It was a hot, sultry day in July when the realization hit me. At first, I tried to deny it. The truth was painful. But I couldn’t escape its certainty.
My family member was better off in my absence than he was in my presence. And as much as I wanted to fix the situation, I couldn’t.
Consequences accumulated because of poor choices. Everyone close to the matter seemed to hold their breath, waiting, and then waiting some more. And despite a stark refusal to face reality, it lurked. Like a dark shadow hanging over every interaction, it refused to be ignored.
When people we love self destruct, we usually take one of three approaches:
1. We ignore the facts altogether, perhaps hoping the situation will resolve itself.
This reaction often makes the problem escalate, unless the person owns his or her decisions and chooses to make a life change.
2. We enable the person, becoming codependent.
This behavior can take many forms, but in essence we are helping the person not face the consequences of his or her choices.
3. We try to fix it.
This approach usually involves a lot of arguing and trying to make the other person see our way.
Do you see a problem here? After years of going through a cycle of hope and hurt, I can tell you firsthand- none of these approaches is effective. I have used each and every one over the past twenty years, and am learning the slow, difficult art of surrender.
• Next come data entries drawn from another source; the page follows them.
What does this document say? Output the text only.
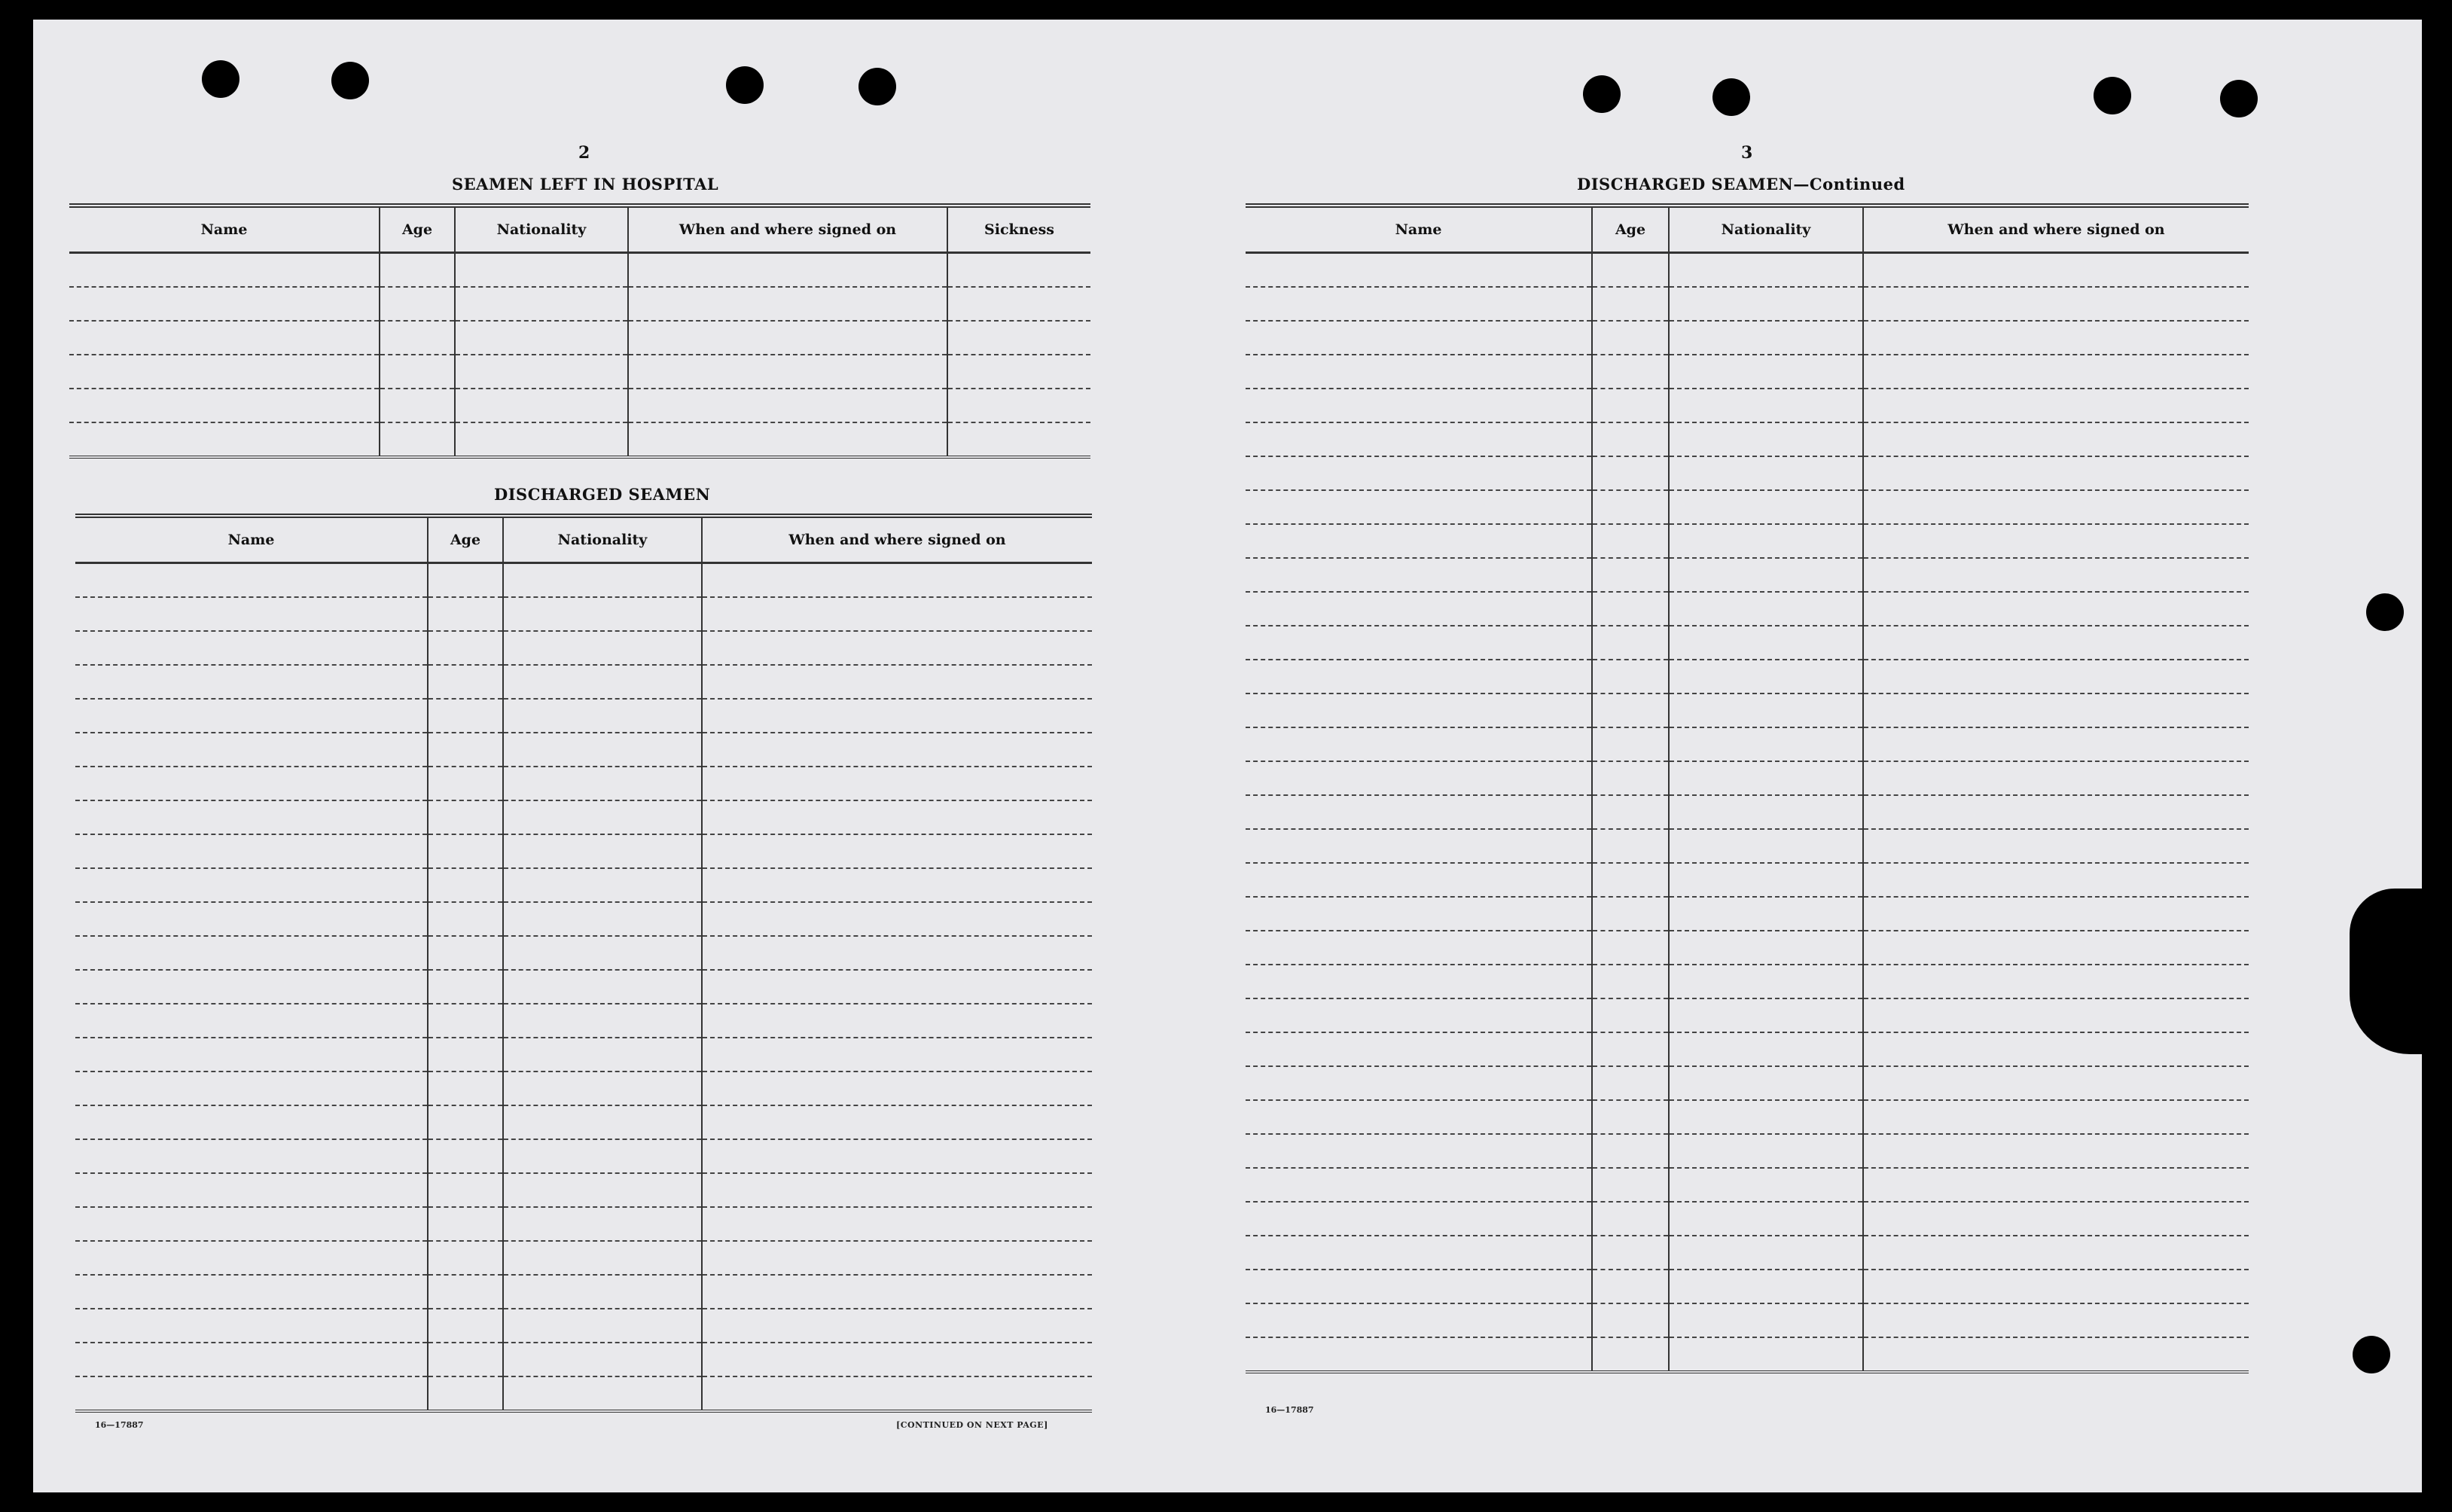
2
SEAMEN LEFT IN HOSPITAL
Name	Age	Nationality	When and where signed on	Sickness

DISCHARGED SEAMEN
Name	Age	Nationality	When and where signed on

16—17887	[CONTINUED ON NEXT PAGE]
3
DISCHARGED SEAMEN—Continued
Name	Age	Nationality	When and where signed on

16—17887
But here’s the problem. There’s a lie most of us face each time we attempt to open our hands. We think surrender isn’t doing anything. When we picture surrender, we see someone lying down on the ground, refusing to move. I can tell you, this isn’t a valid picture at all.
Surrender is not passive, but a proactive measure of strength.
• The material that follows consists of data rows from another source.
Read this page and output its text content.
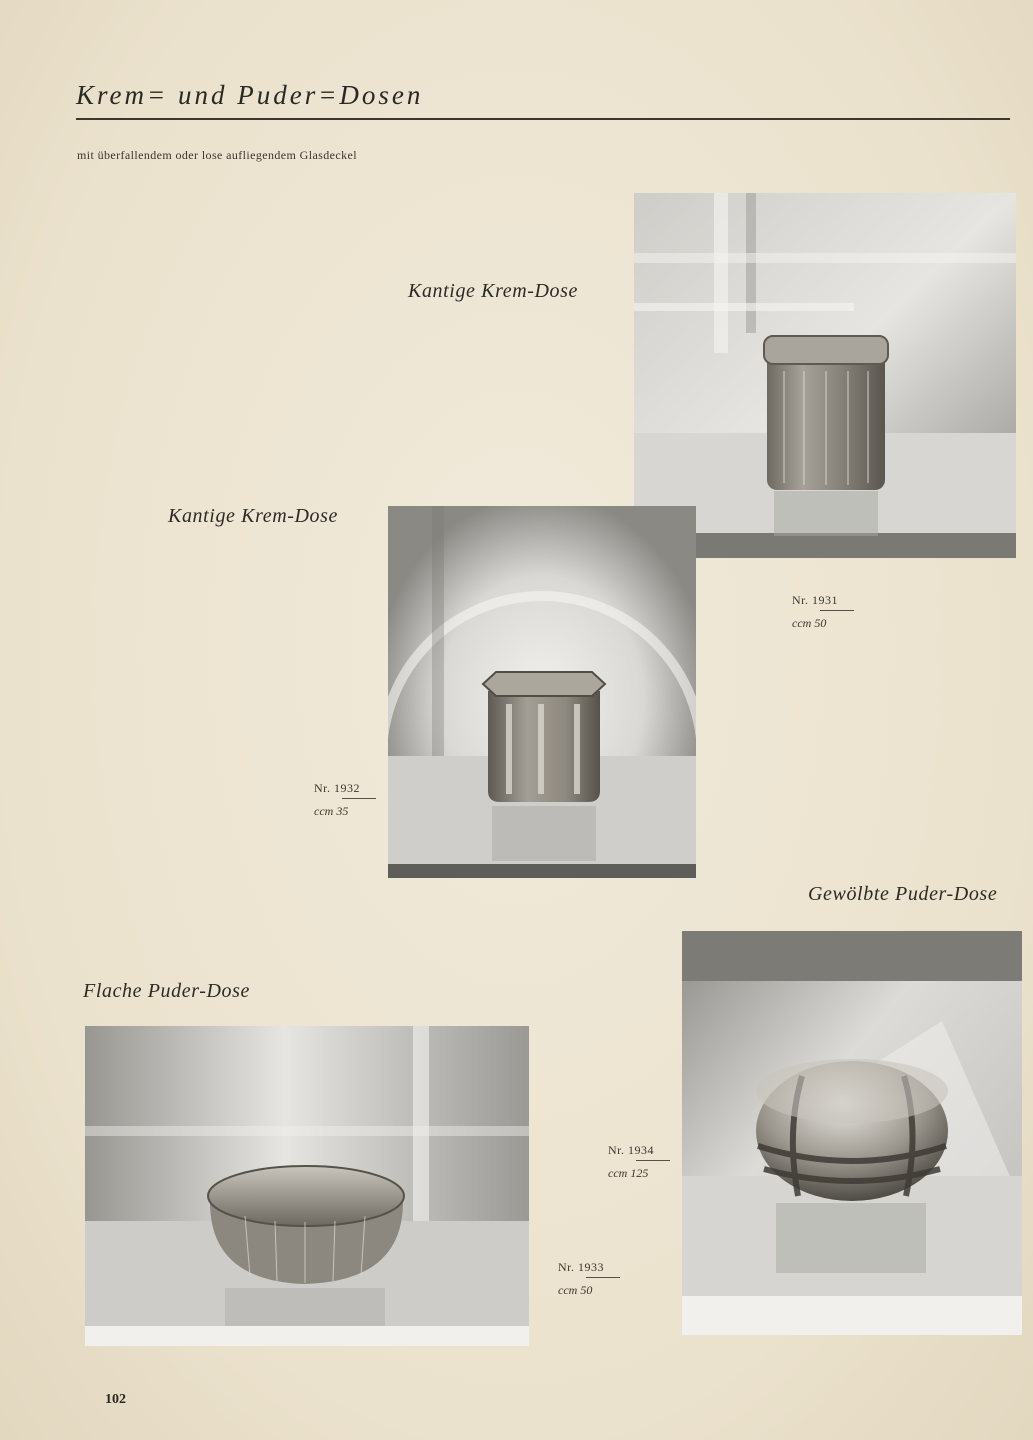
Krem= und Puder=Dosen
mit überfallendem oder lose aufliegendem Glasdeckel
Kantige Krem-Dose
Nr. 1931
ccm 50
Kantige Krem-Dose
Nr. 1932
ccm 35
Gewölbte Puder-Dose
Nr. 1934
ccm 125
Flache Puder-Dose
Nr. 1933
ccm 50
102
Why? Because one of the most powerful stances we can take against the dark forces that threaten to overtake our loved ones is on our knees.
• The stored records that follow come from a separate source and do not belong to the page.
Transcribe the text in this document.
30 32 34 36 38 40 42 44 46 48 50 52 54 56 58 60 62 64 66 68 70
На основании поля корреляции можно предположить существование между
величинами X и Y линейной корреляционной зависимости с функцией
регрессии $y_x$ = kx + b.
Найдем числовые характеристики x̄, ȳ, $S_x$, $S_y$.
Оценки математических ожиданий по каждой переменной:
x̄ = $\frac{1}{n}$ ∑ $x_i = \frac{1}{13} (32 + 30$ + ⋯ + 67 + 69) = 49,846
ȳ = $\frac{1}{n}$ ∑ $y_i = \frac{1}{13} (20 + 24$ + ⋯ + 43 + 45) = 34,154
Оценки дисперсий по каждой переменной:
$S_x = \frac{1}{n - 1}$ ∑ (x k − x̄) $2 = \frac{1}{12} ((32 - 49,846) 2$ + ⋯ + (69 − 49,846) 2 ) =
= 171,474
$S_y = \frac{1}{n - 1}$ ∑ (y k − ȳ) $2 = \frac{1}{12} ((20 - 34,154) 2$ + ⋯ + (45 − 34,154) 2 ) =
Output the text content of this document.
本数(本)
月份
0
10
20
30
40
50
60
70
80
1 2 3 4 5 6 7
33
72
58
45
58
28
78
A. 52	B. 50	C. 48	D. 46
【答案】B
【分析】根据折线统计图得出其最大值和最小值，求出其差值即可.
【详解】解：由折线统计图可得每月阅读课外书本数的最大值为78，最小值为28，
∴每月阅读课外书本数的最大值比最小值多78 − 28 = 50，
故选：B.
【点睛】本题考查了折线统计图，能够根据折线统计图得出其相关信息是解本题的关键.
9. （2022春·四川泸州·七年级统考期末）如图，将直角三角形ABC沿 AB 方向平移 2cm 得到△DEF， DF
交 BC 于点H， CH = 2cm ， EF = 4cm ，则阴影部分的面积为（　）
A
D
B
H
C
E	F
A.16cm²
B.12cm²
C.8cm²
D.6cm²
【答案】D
Not with our words of argument or reason. Not with our attempts to shield them from the reality.
Take a look at the life of David. Though he is described in scripture as being “a man after God’s own heart,” he also experienced a low point in his life where he committed adultery and murder. God sent Nathan to confront David, but at first David acted completely clueless.
However, Nathan didn’t waste any time letting his friend walk in blindness.
“Then Nathan said to David, ‘You are the man!’”
David’s eyes finally opened to the severity of his sin. But while honest repentance brought forgiveness from God, David was not exempt from consequences. His actions resulted in the death of his child. (2 Samuel 12:14)
Nathan’s confrontation with David is a powerful reminder that loving someone also means telling the truth, even when it hurts. Even when you would rather they face a different outcome or skip the dark valley.
As someone who loathes conflict, I’m far from perfect in this area. But God is teaching me. And with time, I’m seeing there are better approaches to use with those who self-destruct.
1. Tell the truth.
This doesn’t mean tell them your opinion or your fix for whatever it is they’re facing. It does mean relying on the Word, following the Spirit’s leading, and stating fact.
2. Set boundaries.
If your loved one refuses to get help or face the consequences of his or her choices, your presence may not be helpful anymore. If there is toxic behavior that is detrimental to you or your children, boundaries are needed.
Then pray some more. Pray truth from scripture over them. Pray it out loud. Identify the areas where your loved one believes lies and combat them with the Word.
Friend, whatever you do, don’t give up. Find supportive friends who will go to battle with you in prayer and hold your arms up when you’re feeling weak. We were never intended to walk through these struggles alone.
We serve a Father who still performs miracles, each and every day. He breaks chains of darkness and sets captives free.
Sometimes we just need time and space to see where the true battle lies. And most of all, we need space to see him work in ways only he can.